Photo of Lamington traybake by WW

Lamington traybake

6
Points® value
Total Time
1 hr
Prep
40 min
Cook
20 min
Serves
20
Difficulty
Easy
An Australian classic in traybake form, this sponge cake is layered with a sweetened ricotta and chia seed ‘jam’ then spread with chocolate icing and topped with coconut.

Ingredients

Calorie controlled cooking spray

4 spray(s)

Egg, whole, raw

6 medium, raw

Caster Sugar

100 g

Vanilla Extract

½ teaspoon(s), level

White Self Raising Flour

75 g

Cornflour

50 g

Plain White Flour

50 g

Raspberries

220 g, frozen, thawed

Chia Seeds, dry

6 g

Icing Sugar

10 g

Ricotta Cheese

200 g

Vanilla Extract

½ teaspoon(s), level

Icing Sugar

10 g

Icing Sugar

150 g

Cocoa Powder

20 g

Skimmed Milk

2 tablespoon(s)

Desiccated Coconut

40 g

Instructions

  1. Preheat the oven to 180°C, fan 160°C, gas mark 4. Lightly mist 2 x 20cm x 30cm baking tins with cooking spray and line with baking paper, allowing some overhang.
  2. To make the ‘jam’, press the raspberries and any juices through a sieve set over a small pan. Discard the seeds. Stir in the chia and icing sugar. Cook over a medium heat for 3 minutes. Remove from the heat to cool and thicken.
  3. For the cake, beat the eggs, sugar and vanilla together in a bowl, until the mixture is pale and doubled in size.
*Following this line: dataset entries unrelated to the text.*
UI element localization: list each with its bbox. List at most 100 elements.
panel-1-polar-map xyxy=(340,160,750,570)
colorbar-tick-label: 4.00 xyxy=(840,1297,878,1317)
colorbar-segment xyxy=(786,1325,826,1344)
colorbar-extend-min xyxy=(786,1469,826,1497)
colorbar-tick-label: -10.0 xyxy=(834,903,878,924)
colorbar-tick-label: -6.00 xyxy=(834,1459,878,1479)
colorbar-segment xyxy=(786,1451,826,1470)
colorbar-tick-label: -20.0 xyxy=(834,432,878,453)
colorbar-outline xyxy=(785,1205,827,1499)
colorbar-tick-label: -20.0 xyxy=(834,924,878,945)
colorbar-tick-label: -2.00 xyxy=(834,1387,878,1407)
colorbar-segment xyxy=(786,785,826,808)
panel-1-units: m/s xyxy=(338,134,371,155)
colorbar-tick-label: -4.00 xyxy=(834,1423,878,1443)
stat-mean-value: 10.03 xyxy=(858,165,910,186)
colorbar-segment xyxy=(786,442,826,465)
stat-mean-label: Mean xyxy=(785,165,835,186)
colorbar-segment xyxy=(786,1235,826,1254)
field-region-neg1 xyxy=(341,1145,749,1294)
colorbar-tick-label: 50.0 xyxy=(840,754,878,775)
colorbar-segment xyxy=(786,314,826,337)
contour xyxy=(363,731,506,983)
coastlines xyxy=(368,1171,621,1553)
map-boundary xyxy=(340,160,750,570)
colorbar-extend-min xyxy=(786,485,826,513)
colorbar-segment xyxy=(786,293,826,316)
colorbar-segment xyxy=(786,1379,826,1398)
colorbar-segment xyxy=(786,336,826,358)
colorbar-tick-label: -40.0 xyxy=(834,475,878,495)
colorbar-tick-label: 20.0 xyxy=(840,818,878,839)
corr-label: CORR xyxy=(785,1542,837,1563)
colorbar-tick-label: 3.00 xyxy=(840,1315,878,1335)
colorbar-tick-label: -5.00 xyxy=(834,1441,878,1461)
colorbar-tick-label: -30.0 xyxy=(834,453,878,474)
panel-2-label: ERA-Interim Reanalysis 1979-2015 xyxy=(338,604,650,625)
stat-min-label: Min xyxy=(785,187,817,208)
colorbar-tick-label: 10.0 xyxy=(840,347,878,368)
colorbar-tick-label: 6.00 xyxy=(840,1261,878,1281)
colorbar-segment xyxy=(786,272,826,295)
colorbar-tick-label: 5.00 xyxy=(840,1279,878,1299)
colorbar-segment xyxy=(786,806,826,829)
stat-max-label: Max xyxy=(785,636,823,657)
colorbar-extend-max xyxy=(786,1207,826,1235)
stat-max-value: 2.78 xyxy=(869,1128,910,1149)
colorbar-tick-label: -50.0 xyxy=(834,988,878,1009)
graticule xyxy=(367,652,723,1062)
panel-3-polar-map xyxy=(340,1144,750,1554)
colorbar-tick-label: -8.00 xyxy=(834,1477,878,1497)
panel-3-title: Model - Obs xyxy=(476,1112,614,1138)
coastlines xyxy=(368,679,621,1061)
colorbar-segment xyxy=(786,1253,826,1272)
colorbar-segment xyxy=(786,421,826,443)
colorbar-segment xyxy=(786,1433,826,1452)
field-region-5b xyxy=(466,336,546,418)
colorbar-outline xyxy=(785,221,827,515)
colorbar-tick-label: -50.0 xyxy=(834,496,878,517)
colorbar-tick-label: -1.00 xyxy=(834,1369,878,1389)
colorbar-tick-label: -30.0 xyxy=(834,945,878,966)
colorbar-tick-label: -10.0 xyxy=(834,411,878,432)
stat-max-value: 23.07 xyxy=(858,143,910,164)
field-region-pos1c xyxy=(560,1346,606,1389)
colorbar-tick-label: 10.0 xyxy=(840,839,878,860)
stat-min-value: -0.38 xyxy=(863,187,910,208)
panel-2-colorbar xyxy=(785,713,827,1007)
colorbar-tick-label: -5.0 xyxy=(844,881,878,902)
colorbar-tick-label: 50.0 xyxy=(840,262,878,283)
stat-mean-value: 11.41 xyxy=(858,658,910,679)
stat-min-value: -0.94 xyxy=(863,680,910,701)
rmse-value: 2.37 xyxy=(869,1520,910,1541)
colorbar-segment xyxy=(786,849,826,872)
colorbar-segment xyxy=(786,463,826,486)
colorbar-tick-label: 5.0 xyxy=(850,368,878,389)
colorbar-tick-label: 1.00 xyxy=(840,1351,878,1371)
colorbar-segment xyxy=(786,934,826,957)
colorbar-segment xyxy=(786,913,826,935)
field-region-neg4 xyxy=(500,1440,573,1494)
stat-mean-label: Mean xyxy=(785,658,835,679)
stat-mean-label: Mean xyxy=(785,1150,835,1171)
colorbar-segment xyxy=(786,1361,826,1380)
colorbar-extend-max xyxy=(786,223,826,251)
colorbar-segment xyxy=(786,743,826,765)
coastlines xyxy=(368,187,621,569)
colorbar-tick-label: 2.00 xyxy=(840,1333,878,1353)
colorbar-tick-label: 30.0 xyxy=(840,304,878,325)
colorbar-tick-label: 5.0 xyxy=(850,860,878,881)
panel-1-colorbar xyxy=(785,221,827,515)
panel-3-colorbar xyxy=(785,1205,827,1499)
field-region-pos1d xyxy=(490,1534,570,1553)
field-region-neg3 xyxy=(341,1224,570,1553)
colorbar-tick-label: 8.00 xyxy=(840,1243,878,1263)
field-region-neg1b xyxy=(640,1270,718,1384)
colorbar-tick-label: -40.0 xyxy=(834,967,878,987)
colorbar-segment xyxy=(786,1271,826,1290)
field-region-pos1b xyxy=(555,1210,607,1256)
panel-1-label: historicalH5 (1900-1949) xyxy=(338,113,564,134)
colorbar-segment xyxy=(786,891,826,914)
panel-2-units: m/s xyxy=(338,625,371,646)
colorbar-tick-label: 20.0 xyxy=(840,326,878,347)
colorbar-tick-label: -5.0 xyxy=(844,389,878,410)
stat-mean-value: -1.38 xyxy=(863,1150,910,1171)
Sift in the flours and fold to combine. Divide between the tins. Bake for 15 minutes, until springy. Cool in the tins for 5 minutes, then turn out onto a rack to cool completely.
  4. Meanwhile, for the filling, whisk the ricotta, vanilla and icing sugar in a bowl until smooth. Cover and chill until needed.
  5. To assemble, mist and line one of the cake tins as before. Place one sponge in the tin and spread with the ricotta mixture, followed by the ‘jam’. Invert the second sponge on top, cover with baking paper and place another tin on top, weighing it down with 2 full tin cans. Chill for 1 hour.
  6. For the topping, sift the icing sugar and cocoa into a heatproof bowl set over a pan of simmering water, then mix in the milk. Stir for 2-3 minutes until warm. Spread over the sponge and scatter on the coconut. Allow to set.
  7. To serve, use the overhanging baking paper to carefully lift the slice out of the tin, then cut into squares.